O que se passa nos países árabes é algo semelhante ao que se passou na Europa durante grande parte da nossa História: as línguas que falávamos em casa eram já formas muito alteradas duma língua comum, mais antiga. No entanto, essa língua comum (o latim) mantinha-se como língua oficial dos vários reinos e da Igreja.

Se quisermos imaginar uma situação semelhante no presente, podemos pensar num mundo em que a língua oficial dos vários países latinos continuasse a ser o latim, mas todos falássemos as várias línguas latinas na nossa vida pessoal.

Todos teríamos sido educados em latim, leríamos jornais em latim, escreveríamos em latim e, provavelmente, nem acharíamos estranho falar uma língua em casa e outra na escola.

Tal como os árabes, também nós comunicaríamos sem dificuldade com italianos, romenos, espanhóis e franceses — usando o latim... Entre portugueses, falaríamos o vernáculo português, em toda a sua variedade regional e social.

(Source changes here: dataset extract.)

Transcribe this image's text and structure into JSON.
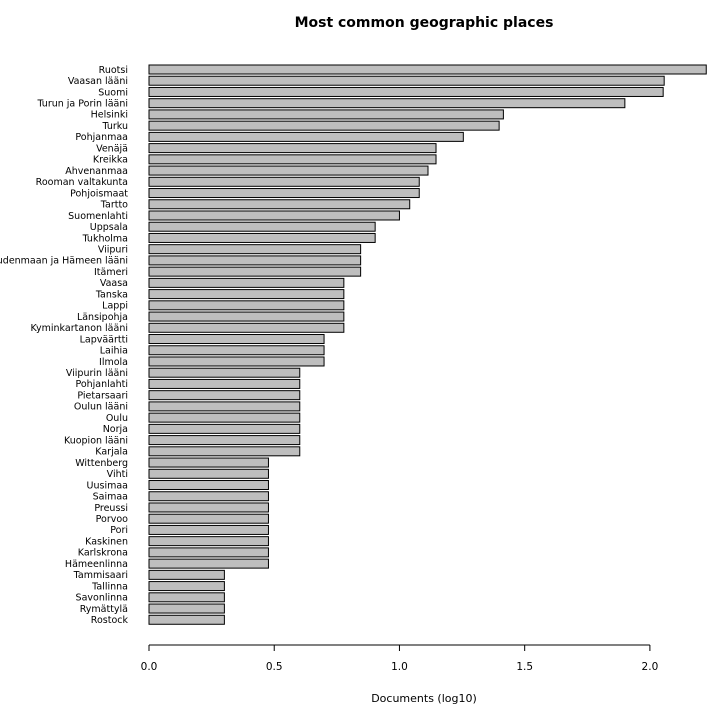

Se nos perguntassem, diríamos que a nossa língua é o latim, ponto final.

Embora quase todos os escritores escrevessem em latim, um ou outro teria o atrevimento de escrever em vernáculo; haveria um ou outro programa de rádio na língua informal, mas os tribunais, as televisões, o governo — tudo isso seria em latim. Talvez um político ou outro usasse o português para bater mais fundo no coração do povo — mas, no parlamento, todos falariam em latim. Não seria uma situação muito diferente do que se passa nos países árabes.

Esta situação corresponde àquilo a que os linguistas chamam diglossia: duas línguas ou dois dialectos coexistem numa mesma sociedade, mas são usados em contextos sociais diferentes.

É o que acontece, entre outros casos espalhados pelo mundo, na Suíça de língua alemã, onde o alemão oficial é usado em muitas situações formais, mas todos falam entre si, fora dessas situações formais, em suíço-alemão (uma língua bastante diferente). A situação consegue ser complexa a este ponto: é possível que um professor universitário use o alemão quando está a dar uma aula, mas passe a usar o suíço-alemão quando está a conversar, no fim da aula, com um ou dois alunos.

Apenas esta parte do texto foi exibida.